Inspiration

The inspiration for our AI-powered financial chatbot stemmed from a growing need in the financial world: accessibility to real-time, actionable insights . As individual investors and analysts increasingly rely on data-driven decisions, the complexity of financial research tools often creates barriers to entry. We envisioned a solution that could democratize access to stock research by combining structured financial metrics with qualitative sentiment analysis.

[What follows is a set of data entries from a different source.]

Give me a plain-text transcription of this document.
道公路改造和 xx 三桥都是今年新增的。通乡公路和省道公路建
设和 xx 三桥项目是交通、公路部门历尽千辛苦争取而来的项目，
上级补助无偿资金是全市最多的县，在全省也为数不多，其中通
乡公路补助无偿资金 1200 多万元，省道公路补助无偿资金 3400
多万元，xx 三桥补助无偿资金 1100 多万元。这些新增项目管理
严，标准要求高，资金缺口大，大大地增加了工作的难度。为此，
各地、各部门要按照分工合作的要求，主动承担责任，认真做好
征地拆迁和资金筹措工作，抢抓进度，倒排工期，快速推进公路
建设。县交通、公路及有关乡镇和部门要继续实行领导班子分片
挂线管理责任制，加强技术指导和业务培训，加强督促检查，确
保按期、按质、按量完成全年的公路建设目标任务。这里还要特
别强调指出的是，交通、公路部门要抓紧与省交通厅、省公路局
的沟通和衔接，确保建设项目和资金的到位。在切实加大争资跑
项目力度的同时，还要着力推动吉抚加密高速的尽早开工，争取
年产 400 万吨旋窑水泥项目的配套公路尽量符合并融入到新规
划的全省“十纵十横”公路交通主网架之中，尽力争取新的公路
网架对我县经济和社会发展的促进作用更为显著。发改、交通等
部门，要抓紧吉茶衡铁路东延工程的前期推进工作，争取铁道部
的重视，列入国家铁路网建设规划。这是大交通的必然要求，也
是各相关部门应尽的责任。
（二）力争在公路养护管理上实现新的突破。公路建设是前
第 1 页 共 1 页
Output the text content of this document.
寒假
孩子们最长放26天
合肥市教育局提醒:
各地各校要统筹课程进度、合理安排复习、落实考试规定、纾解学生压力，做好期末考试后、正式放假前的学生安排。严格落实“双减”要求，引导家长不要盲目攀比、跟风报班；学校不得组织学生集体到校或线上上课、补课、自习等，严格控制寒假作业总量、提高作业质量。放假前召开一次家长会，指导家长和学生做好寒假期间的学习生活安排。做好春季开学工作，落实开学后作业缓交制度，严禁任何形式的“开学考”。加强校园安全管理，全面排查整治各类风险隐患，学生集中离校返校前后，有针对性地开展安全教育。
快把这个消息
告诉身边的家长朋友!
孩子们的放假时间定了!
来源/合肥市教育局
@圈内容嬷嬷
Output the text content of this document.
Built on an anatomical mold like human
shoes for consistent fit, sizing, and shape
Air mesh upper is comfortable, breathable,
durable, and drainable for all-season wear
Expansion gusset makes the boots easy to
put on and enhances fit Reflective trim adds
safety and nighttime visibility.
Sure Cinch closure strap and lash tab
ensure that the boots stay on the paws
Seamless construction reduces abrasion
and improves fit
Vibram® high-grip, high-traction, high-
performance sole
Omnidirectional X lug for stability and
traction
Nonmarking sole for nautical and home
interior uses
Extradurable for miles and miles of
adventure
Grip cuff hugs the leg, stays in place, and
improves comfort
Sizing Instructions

We also drew inspiration from the rise of conversational AI in industries like customer service and healthcare. Why not bring this innovation to finance?

What it does

Our project is an AI-powered financial research tool :

  1. Real-Time Stock Research :

    • Fetches key financial data (e.g., Market Cap, P/E Ratio, Revenue, EBITDA, Net Income) for any given stock ticker symbol using APIs like Alpha Vantage .
      • It calculates derived metrics such as Enterprise Value (EV), EV/Sales, and EV/EBITDA to provide deeper insights into a company’s valuation.
  2. News Sentiment Analysis:

    • Using NewsAPI , the agent aggregates recent news articles related to the stock ticker symbol.
    • It performs basic sentiment analysis on articles by identifying positive or negative keywords and assigns a sentiment score (Positive, Negative, or Neutral).
    • This helps users gauge market perception and potential impacts on stock performance.
  3. Interactive Dashboard : Interactive dashboard accessible via a Salesforce Digital Experience site (investment Portal) , providing a seamless user interface for financial research with graphics.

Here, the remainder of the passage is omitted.